Exercise: Consider the space of real polynomial functions of degree at most 3. Consider the form
$q_1(f):=|f(-1)|^2+|f(0)|^2+|f(1)|^2.$
Is this form positive definite?

Consider another form,
$q(f)=\int_0^\infty e^{-x}|f(x)|^2dx.$
Diagonalize the form using Gram-Schmidt procedure starting with the standard monomial basis $$\{1,x,x^2,x^3\}$$.

7. Of course, not only positive definite quadratic forms can be brought to simple normal form; Jacobi diagonalization process works always. It creates a sequence of linear functions $$e^*_k, k=1,\ldots,n$$ (that is elements of the dual space) such that
$q(v)=\sum a_l e_k(v)^2.$

The procedure works like this: in the original basis, the form is
$\sum_{k,l} Q_{kl}x_kx_l.$
If $$Q_{11}\neq 0$$, one can represent
$q(x)=Q_{11}(x_1+\sum_{l\geq 2}Q_{1l}/Q_{11} x_l)^2+q^{(1)}$,
where $$q^{(1)}$$ depends only on coordinates $$x_2,\ldots,x_n$$. Set $$y_1=x_1+\sum_{l\geq 2}Q_{1l}/Q_{11} x_l$$; continuing inductively, we get a diagonalized quadratic form.

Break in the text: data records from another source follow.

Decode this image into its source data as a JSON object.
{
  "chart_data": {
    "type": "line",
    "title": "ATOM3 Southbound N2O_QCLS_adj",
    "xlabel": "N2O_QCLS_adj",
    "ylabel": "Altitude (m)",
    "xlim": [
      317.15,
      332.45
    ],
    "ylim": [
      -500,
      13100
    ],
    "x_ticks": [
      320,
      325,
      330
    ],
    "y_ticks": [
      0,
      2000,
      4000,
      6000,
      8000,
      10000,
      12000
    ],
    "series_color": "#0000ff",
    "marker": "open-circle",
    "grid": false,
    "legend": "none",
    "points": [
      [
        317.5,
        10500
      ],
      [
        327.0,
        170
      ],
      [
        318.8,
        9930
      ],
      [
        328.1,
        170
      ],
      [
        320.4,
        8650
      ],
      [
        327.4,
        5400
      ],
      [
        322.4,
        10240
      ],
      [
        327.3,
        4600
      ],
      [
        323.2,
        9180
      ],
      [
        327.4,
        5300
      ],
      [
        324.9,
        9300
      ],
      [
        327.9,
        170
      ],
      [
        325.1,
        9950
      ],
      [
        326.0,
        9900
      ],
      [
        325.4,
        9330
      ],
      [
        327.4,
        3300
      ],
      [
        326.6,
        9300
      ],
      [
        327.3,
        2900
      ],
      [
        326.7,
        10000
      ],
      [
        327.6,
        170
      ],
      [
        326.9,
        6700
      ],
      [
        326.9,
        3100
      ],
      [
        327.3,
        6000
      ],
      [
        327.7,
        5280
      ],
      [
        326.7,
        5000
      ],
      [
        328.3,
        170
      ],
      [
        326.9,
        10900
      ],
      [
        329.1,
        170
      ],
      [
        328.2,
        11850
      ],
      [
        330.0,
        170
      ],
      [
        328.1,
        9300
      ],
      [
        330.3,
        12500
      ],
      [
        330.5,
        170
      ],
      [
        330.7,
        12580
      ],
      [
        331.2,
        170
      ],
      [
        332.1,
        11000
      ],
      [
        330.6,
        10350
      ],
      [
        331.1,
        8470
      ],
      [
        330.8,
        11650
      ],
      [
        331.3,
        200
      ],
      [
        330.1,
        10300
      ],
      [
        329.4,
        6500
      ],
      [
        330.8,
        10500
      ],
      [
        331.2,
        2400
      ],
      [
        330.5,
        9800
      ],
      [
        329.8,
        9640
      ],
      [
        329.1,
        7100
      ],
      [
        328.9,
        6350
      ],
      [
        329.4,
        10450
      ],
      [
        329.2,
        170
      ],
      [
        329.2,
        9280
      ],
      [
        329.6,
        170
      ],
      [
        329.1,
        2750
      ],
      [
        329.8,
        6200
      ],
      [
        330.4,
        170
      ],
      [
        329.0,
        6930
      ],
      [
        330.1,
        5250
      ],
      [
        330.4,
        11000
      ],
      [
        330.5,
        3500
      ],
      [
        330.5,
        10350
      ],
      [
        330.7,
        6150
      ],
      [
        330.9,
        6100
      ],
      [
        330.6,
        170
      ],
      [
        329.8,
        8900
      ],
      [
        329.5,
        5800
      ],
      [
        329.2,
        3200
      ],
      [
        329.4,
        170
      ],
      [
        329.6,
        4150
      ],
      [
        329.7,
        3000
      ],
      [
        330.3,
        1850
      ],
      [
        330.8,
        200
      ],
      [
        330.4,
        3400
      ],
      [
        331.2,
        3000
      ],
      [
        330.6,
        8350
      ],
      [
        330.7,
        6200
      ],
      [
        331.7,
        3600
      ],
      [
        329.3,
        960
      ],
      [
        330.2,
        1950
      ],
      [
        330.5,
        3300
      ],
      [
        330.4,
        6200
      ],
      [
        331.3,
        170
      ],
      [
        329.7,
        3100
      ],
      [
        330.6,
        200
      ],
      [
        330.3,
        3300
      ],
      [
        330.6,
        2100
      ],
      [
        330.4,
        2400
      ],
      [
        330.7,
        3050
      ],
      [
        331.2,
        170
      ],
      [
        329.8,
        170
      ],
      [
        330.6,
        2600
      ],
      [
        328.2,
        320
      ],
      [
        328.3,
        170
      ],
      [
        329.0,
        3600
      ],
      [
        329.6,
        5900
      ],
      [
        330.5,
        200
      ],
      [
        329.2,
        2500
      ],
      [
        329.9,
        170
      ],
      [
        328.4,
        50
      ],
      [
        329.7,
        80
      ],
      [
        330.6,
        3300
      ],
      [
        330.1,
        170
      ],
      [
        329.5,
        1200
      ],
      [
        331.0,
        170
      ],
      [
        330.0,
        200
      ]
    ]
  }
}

If at any step all diagonal elements $$Q_{ll}=0$$, change coordinates to $$x_l-x_m, x_l+x_m$$.

8. The numbers $$n_+, n_-$$ of positive and negative coefficients in a diagonal representation of the quadratic form are called its signature. The signature is an invariant of a quadratic form (that is it does not matter, what is the diagonalization process, the signature of the result is always the same. In fact, $$n_+$$ ($$n_-$$) is the largest dimension of a subspace restriction to which of the quadratic form is positive (negative) definite. At the same time, $$n_0:=n-n_+-n_-$$ is the dimension of $$\ker Q$$.

9. The diagonalization process can be made perfectly efficient is the principal minors of the Gram matrix, that is the determinants
$\Delta_0:=1, \Delta_1:=Q_{11}, \Delta_2=\left|\begin{array}{cc}Q_{11}& Q_{12}\\Q_{21}&Q_{22}\\\end{array}\right|,\ldots$
are non-vanishing. In this case, the diagonalization results in the quadratic form
$\sum_{k=1}^n\frac{\Delta_k}{\Delta_{k-1}}y_k^2,$
implying the Sylvester criterion for a quadratic form to be positive definite: all principal minors of its Gram matrix (with respect to any basis) should be positive.

Exercise. Find the signature of the quadratic form $$q_1$$ above.